Camera Positioning Guide

Camera placement can have a large impact on overall accuracy and performance of Metropolis AI Workflows (Reference Applications) such as Multi-Camera Tracking or Occupancy Analytics.

We recommend review the following definitions and suggestions for new camera installations.

Definitions

Definitions
  • Pitch: the angle between the camera center line and the horizontal plain (the rotation around the side-to-side axis).

  • Height: The mounting height of the camera from the ground.

  • Roll: The camera rotation around the front-to-back axis.

  • H-FOV: Field of View, the extent of a camera’s range of observation.

  • DIS - Distance to center: The distance from the camera to the center of the area of detection.

Guideline

For Each Camera

  • Keep the camera’s Pitch between 45 and 15 degrees. The smaller the pitch is, the better the detection model can extract appearance features. The larger the pitch is, the more accurate the calibration can project detections on the plan map. Keeping the cameras’ Pitch within the recommended range helps on the overall performance of the reference applications.
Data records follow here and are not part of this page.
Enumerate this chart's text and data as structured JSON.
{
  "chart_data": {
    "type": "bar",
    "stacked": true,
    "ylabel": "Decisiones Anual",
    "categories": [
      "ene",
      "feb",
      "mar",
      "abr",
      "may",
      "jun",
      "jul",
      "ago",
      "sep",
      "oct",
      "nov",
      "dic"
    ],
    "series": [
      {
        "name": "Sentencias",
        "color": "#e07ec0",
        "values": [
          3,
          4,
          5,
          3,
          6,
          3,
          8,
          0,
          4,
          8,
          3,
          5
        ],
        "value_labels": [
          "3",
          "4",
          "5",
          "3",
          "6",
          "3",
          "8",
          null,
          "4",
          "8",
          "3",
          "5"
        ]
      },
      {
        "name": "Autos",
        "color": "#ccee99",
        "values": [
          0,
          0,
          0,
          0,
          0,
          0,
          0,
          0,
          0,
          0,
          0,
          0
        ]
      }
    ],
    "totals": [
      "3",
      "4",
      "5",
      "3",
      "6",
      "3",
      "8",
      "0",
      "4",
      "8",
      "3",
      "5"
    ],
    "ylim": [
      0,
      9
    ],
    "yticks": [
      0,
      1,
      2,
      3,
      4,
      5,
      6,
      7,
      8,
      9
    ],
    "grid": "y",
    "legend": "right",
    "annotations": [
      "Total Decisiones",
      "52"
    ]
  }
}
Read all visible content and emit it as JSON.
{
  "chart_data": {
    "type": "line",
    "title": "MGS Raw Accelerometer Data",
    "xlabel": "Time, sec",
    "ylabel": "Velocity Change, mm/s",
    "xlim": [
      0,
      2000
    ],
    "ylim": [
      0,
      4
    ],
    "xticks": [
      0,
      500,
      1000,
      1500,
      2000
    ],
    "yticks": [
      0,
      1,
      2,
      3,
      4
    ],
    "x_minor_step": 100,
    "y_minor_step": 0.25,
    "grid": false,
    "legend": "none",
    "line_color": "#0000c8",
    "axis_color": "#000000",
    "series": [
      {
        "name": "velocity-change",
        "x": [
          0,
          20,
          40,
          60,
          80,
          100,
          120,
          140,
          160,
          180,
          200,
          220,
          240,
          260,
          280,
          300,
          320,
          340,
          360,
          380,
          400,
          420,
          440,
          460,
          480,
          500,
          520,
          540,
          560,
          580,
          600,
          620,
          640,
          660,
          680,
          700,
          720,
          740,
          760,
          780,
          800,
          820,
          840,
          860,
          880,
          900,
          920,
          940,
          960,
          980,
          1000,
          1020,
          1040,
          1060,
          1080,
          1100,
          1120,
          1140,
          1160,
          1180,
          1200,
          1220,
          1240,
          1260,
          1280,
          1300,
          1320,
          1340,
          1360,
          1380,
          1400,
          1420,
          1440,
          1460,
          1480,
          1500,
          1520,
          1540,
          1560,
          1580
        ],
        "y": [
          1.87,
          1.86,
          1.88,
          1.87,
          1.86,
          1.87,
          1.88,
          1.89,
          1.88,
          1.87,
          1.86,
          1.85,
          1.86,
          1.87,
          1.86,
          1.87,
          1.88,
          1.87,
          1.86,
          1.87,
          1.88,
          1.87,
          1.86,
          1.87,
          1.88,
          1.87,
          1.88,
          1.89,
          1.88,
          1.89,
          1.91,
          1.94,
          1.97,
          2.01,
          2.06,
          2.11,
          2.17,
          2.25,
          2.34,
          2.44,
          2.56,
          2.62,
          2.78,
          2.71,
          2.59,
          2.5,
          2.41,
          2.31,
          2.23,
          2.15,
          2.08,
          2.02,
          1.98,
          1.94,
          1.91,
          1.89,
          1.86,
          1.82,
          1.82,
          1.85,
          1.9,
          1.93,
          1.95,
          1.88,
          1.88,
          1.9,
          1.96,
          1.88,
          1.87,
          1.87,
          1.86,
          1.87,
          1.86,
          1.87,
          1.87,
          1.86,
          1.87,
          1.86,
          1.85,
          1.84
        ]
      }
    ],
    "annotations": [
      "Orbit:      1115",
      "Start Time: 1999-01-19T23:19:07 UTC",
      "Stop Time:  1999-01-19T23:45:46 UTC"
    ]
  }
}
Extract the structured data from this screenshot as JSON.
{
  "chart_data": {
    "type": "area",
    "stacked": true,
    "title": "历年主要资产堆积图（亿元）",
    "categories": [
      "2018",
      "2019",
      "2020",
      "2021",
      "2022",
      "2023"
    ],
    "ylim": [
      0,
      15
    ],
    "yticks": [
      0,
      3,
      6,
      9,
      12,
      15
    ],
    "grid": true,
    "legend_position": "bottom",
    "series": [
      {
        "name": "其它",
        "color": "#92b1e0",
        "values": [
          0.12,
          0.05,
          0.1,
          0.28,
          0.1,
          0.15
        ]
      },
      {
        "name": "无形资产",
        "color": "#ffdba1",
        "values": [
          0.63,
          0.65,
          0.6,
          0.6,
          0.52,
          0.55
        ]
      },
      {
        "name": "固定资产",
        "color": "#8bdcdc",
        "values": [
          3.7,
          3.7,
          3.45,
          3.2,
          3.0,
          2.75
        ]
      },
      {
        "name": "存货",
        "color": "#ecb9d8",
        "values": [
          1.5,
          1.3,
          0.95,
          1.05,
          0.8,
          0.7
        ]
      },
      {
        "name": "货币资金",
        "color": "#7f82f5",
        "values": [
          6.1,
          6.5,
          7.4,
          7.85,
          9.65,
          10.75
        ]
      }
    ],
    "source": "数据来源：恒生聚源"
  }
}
  • Mount the camera 8 to 14ft above the ground. Mounting the camera within the recommended range makes it easier to cover the area of detection while keeping the camera’s Pitch within the recommended range.

  • Strive to keep the camera roll at 0 degrees. Do not mount sideways or upside-down. Larger roll angles will introduce more errors on estimating the location of detected people in the plan map.

  • The camera’s FOV (field of view) should be between 80 and 120 degrees.

  • Distance DIS should be no less than 12ft, and no more than 40ft. Ensure that the center of the area of interest is in the center of camera’s FOV.

  • The camera view should be linear. Any warping effect or distortion will introduce errors on estimating the location of detected people in the plan map.

  • There should be at least four reference points on the floor from the plan map identifiable in the camera view. The reference points are used to create projections from camera view onto the plan map and human errors in the selection of reference points will impact the accuracy of estimating the location of detected people in the plan map. Users need to be creative in selecting reference points and the reference points need to be as precise as possible. The reference points can be wall corners, a shelf foot, a corner of a pillar, markers (even temporary created markers), etc.

  • Each camera should look at a clear pathway, e.g., a lane between shelves in a retail store, to reduce occlusion as much as possible.

The above single camera guidelines serve for the following purposes:

  • The occlusion on people to be detected should be as minimal as possible. (Most important)

  • The people to be detected should be present with large enough size in the camera view. Preferably the size is > 5000 pixels (~70x70).

  • The people to be detected should be observed more in a side angle rather than a top-down angle so that better appearance features can be extracted.

  • The foot location on the floor of the people to be detected should be clearly visible (So that we can estimate the location in the plan map).

Across All Cameras

  • Cover as much of the walking area as possible. Strive to cover all floor spaces.

  • It is good to have some overlap between cameras’ FOV which will facilitate spatial-temporal association. It is recommended to reduce the traveling gaps between any two neighboring cameras.

  • Color and lighting should be consistent across cameras, otherwise they might impact the re-identification accuracy. Please address any color distortion and prevent strong lighting contrast.

The above multi-camera guidelines serve for this following purpose:

  • A person standing anywhere in the area to be detected should have his/her front side (from head to feet) being cleared visualized by at least one camera.

Note

These guidelines of multicamera setup are primarily written for theMetropolis Multi-Camera Tracking reference application.

Examples

Single Camera

Consider the following two views as a comparison:

  • View1: Camera mounted at around 5ft high with a Pitch angle around zero degree.

  • View2: Camera mounted at around 12ft high with a Pitch angle around 30 degrees.

example1

From the perspective of Metropolis reference applications, View2 is better than view1 for the following reasons:

  • In view1, there are more chances for occlusions between moving objects due to the low mounting height.

example2
  • In view1, there are more chances for bad detection due to people partially present outside of the camera view. In the provided sample image below, the detected bounding box does not cover the foot, and the location of the detected person will be completely off in the plan map.

example3
  • In view1, the location estimation in the plan map will have larger jitters than view2 due to its small Pitch angle.

example4

Multi-Camera

Assume there is a room with two tall shelves in the middle and consider the following two multi-camera setups as a comparison:

  • Setup 1: use two large FOV cameras, one from each side, to cover the room.

  • Setup 2: use four cameras, one from each corner, to cover the side spaces of the room and use two cameras to cover along the corridor between the two tall shelves.

example3 example3

From the perspective of Metropolis MTMC reference application, Setup 2 is better than Setup 1 for the following reasons:

  • In setup 1, The persons standing in the corridor between the two shelves are likely to be occluded in the camera view.

  • In setup 1, areas near corners of the room might not be well covered by camera FOV or they are close to the edge of camera FOV thus people standing in those areas are likely to be non-visible or truncated by camera FOV edges.